Chapter 6. Working with Strings

Until now, the language only worked with numbers—integer and floating point, both in regular and in scientific notation. In the following two chapters, we’ll update the language and integrate other data types to it: strings, arrays, and hashes. Let us start with strings.

This is a chapter from
Creating a compiler with Raku

Until now, the language only worked with numbers—integer and floating point, both in regular and in scientific notation. In the following two chapters, we’ll update the language and integrate other data types to it: strings, arrays, and hashes.
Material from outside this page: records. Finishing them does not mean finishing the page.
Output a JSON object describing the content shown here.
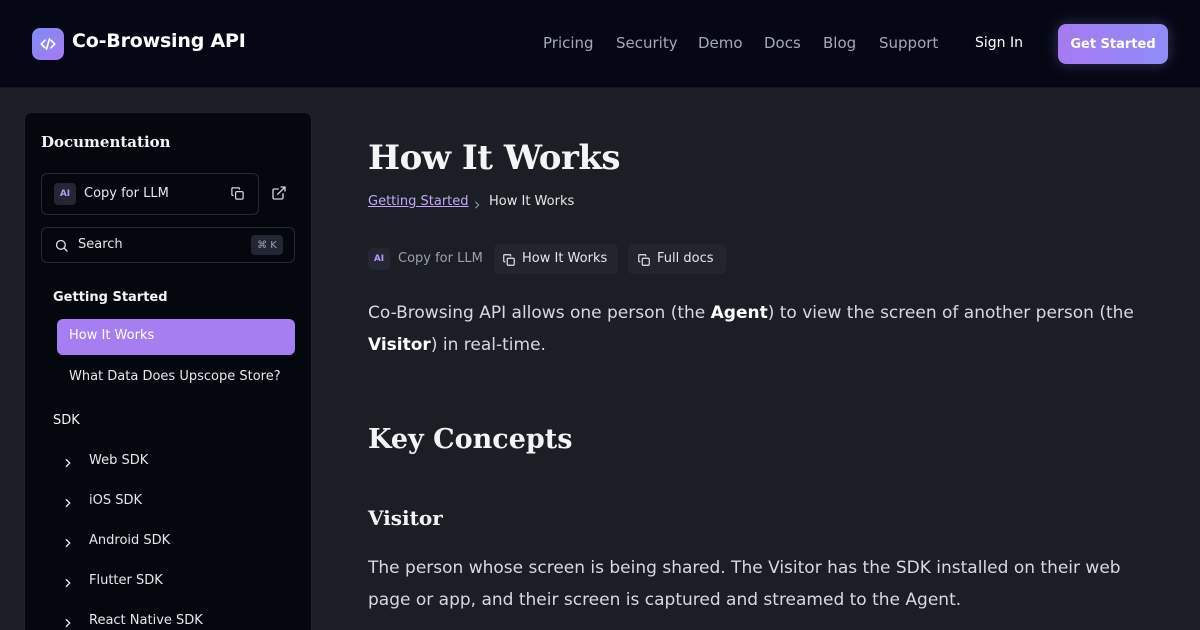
{
  "header": {
    "brand": "Co-Browsing API",
    "nav": [
      "Pricing",
      "Security",
      "Demo",
      "Docs",
      "Blog",
      "Support"
    ],
    "sign_in": "Sign In",
    "cta": "Get Started"
  },
  "sidebar": {
    "title": "Documentation",
    "copy_badge": "AI",
    "copy_label": "Copy for LLM",
    "search_label": "Search",
    "search_shortcut": "⌘ K",
    "section_getting_started": "Getting Started",
    "getting_started_items": [
      "How It Works",
      "What Data Does Upscope Store?"
    ],
    "section_sdk": "SDK",
    "sdk_items": [
      "Web SDK",
      "iOS SDK",
      "Android SDK",
      "Flutter SDK",
      "React Native SDK"
    ]
  },
  "main": {
    "title": "How It Works",
    "breadcrumb": {
      "parent": "Getting Started",
      "current": "How It Works"
    },
    "actions": {
      "badge": "AI",
      "copy_llm": "Copy for LLM",
      "copy_page": "How It Works",
      "full_docs": "Full docs"
    },
    "intro": {
      "part1": "Co-Browsing API allows one person (the ",
      "agent": "Agent",
      "part2": ") to view the screen of another person (the ",
      "visitor": "Visitor",
      "part3": ") in real-time."
    },
    "key_concepts_heading": "Key Concepts",
    "visitor_heading": "Visitor",
    "visitor_text": "The person whose screen is being shared. The Visitor has the SDK installed on their web page or app, and their screen is captured and streamed to the Agent."
  },
  "colors": {
    "accent": "#a77ef2",
    "link": "#c4a6f7",
    "header_bg": "#050814",
    "page_bg": "#1c1e25"
  },
  "icons": [
    "code-icon",
    "copy-icon",
    "external-link-icon",
    "search-icon",
    "chevron-right-icon"
  ]
}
Let us start with strings.

Strings

The first goal is to allow double-quoted strings in variable assignments (or initialisations) and in function calls:

my str = "Hello, World";
say str;

say "Hello indeed";

In both cases, the grammar expects an expression:

rule variable-declaration {
    'my' <variable-name> [ '=' <expression> ]?
}

rule function-call {
    <function-name> <expression>
}

So, the simplest solution can be adding a string as a variant of an expression at the same level where a number may appear:

multi rule expr(4) {
    | <number>
    | <string>
    | <variable-name>
    | '(' <expression> ')'
}

Add a new branch to the action, too:

method expr($/) {
    if $<number> {
        $/.make($<number>.made);
    }
    elsif $<string> {
        $/.make($<string>.made);
    }

    . . .
}

The string itself is defined as a character sequence between double quotes:

rule string {
    '"' .*? '"'
}

Its AST attribute is simply a stringified match object:

method string($/) {
    $/.make(~$/)
}

That was a low-hanging fruit, but there are two problems with this approach. First, the quotes become a part of a string. Second, if the user puts a string in an arithmetic expression (e.g., "Hello" + "World"), a compiler fails with an exception.
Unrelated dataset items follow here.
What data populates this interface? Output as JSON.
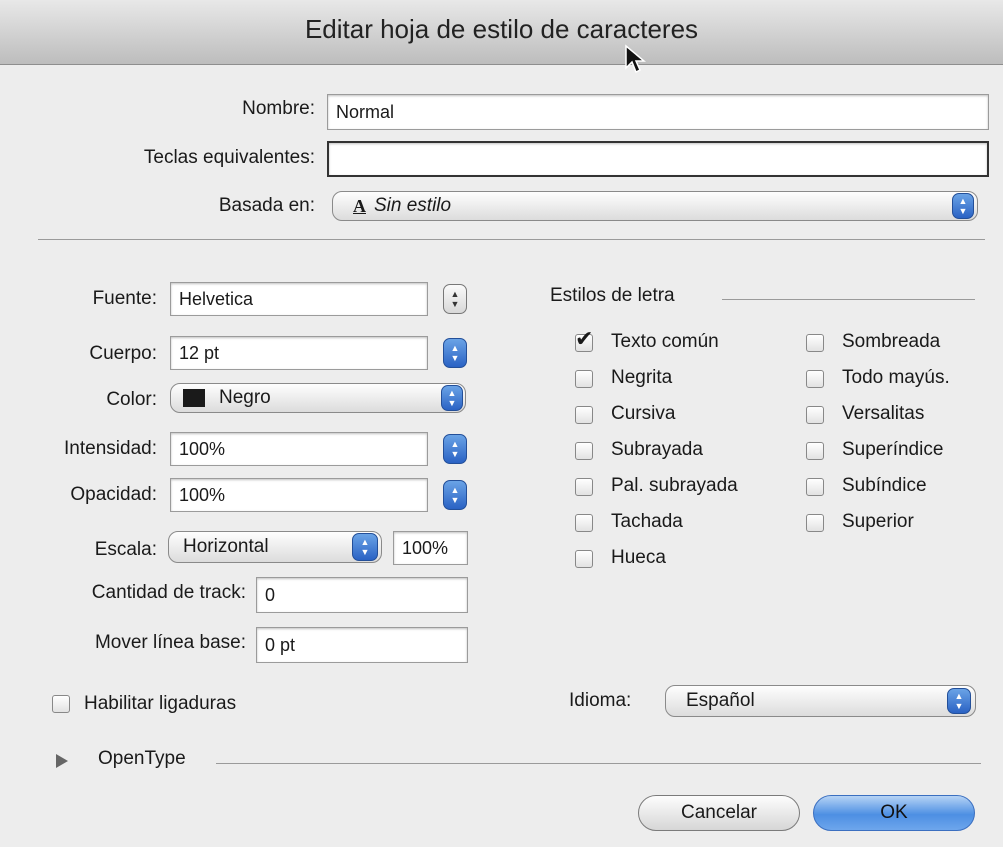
{
  "window": {
    "title": "Editar hoja de estilo de caracteres"
  },
  "top": {
    "nombre_label": "Nombre:",
    "nombre_value": "Normal",
    "teclas_label": "Teclas equivalentes:",
    "teclas_value": "",
    "basada_label": "Basada en:",
    "basada_value": "Sin estilo",
    "basada_icon": "A"
  },
  "font": {
    "fuente_label": "Fuente:",
    "fuente_value": "Helvetica",
    "cuerpo_label": "Cuerpo:",
    "cuerpo_value": "12 pt",
    "color_label": "Color:",
    "color_value": "Negro",
    "color_swatch": "#1a1a1a",
    "intensidad_label": "Intensidad:",
    "intensidad_value": "100%",
    "opacidad_label": "Opacidad:",
    "opacidad_value": "100%",
    "escala_label": "Escala:",
    "escala_value": "Horizontal",
    "escala_percent": "100%",
    "track_label": "Cantidad de track:",
    "track_value": "0",
    "baseline_label": "Mover línea base:",
    "baseline_value": "0 pt",
    "ligaduras_label": "Habilitar ligaduras"
  },
  "styles": {
    "heading": "Estilos de letra",
    "col1": [
      {
        "label": "Texto común",
        "checked": true
      },
      {
        "label": "Negrita",
        "checked": false
      },
      {
        "label": "Cursiva",
        "checked": false
      },
      {
        "label": "Subrayada",
        "checked": false
      },
      {
        "label": "Pal. subrayada",
        "checked": false
      },
      {
        "label": "Tachada",
        "checked": false
      },
      {
        "label": "Hueca",
        "checked": false
      }
    ],
    "col2": [
      {
        "label": "Sombreada",
        "checked": false
      },
      {
        "label": "Todo mayús.",
        "checked": false
      },
      {
        "label": "Versalitas",
        "checked": false
      },
      {
        "label": "Superíndice",
        "checked": false
      },
      {
        "label": "Subíndice",
        "checked": false
      },
      {
        "label": "Superior",
        "checked": false
      }
    ]
  },
  "idioma": {
    "label": "Idioma:",
    "value": "Español"
  },
  "opentype": {
    "label": "OpenType"
  },
  "buttons": {
    "cancel": "Cancelar",
    "ok": "OK"
  },
  "colors": {
    "accent": "#3b7fe0"
  }
}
It is easy to resolve the first issue: make a capturing group and access it as [0] in the action:

rule string {
    '"' ( <-["]>* ) '"'
}

. . .

method string($/) {
    $/.make(~$/[0]);
}

By the way, notice that we also starting changing the regex for the string. It can contain any character expect a double quote. We will need more of that kind soon.

The second problem is also solvable, but with a more significant rebuilding of the grammar. Let us re-introduce the value rule, but this time, it can be either an arithmetic expression or a string:

grammar Lingua is CommentableLanguage does Number {
    . . .

    rule variable-declaration {
        'my' <variable-name> [ '=' <value> ]?
    }

    rule assignment {
        <variable-name> '=' <value>
    }

    rule function-call {
        <function-name> <value>
    }

    rule value {
        | <expression>
        | <string>
    }

    . . .
}

So, a string (as a kind of value) is allowed in assignments and in function calls.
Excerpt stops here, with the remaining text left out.